Psychoanalysis and the Question of the Other
Course Description:
From the 1890s to the present, psychoanalysis has existed as a sort of “other” amongst academic disciplines, somewhere between the sciences and the humanities, hovering at the edges of rationality. Similarly, Freud insisted that his own position as a Jew in gentile Viennese society allowed him to “stand outside the compact majority,” to take outlandish or surprising positions without worrying about how the establishment would respond. Perhaps it is not surprising, then, to find that psychoanalysis developed an entire language and structure through which to think about “the other”: that is, that which stands outside our comfort zones, that which hovers at the edges of acceptability, that which threatens our own structures of belief and everyday life. Our discussion will begin with Freud’s texts on the unconscious, the uncanny, and trauma. We will then move on to consider how these texts have been interpreted and extended by theorists of race, feminism, sexuality, trauma, and post-colonialism. Along the way, we will consider questions such as the following: how and why do people “de-humanize” other populations? How do we draw the boundaries between our selves and others? How does Freud’s concept of the unconscious help us understand religious notions such as faith, god and community?

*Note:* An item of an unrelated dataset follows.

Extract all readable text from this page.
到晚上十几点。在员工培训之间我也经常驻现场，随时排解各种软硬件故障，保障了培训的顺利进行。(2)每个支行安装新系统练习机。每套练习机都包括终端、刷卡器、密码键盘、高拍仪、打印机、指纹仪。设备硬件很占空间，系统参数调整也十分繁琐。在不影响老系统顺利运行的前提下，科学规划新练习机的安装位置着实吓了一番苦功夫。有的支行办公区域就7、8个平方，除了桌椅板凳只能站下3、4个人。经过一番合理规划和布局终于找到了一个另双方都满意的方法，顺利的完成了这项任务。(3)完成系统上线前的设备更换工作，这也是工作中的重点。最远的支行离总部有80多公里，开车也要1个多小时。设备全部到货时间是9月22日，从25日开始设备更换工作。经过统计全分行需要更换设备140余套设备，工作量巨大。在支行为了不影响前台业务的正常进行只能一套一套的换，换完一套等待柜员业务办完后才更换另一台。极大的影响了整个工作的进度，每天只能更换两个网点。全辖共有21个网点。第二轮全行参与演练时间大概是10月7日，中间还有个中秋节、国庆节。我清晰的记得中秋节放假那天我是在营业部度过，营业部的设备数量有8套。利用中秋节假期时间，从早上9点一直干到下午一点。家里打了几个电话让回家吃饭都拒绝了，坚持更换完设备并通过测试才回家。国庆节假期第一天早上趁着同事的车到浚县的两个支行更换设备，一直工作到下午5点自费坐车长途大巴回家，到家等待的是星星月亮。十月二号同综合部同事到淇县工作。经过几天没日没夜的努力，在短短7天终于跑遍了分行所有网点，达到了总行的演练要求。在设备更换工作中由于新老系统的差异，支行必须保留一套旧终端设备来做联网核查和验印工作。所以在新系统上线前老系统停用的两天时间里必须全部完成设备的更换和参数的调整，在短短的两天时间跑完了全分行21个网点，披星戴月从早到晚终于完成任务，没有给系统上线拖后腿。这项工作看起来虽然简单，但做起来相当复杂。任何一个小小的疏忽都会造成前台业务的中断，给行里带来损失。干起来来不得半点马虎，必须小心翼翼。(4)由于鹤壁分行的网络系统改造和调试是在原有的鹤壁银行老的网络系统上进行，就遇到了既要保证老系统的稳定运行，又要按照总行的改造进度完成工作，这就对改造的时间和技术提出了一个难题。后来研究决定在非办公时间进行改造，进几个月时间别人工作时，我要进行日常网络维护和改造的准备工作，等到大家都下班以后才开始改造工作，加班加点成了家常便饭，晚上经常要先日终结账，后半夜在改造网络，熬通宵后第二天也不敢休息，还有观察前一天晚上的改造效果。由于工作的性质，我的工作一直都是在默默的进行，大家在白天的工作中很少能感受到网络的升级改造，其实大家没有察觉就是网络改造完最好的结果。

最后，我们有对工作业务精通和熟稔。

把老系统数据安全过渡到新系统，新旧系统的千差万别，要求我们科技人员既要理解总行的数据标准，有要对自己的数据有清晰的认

How does suffering result in a sort of “othering” of our own selves? How do our memories situate our pasts as an “other” part of our life histories? In addition to texts by Sigmund Freud, readings will include texts by Jessica Benjamin, Daniel Boyarin, Judith Butler, Franz Fanon, Sandor Ferenczi, Luce Irigaray, Carl Gustav Jung, Jacques Lacan, Dominic Lacapra, Jean Laplanche, Emanuel Levinas, Slavoj Zizek.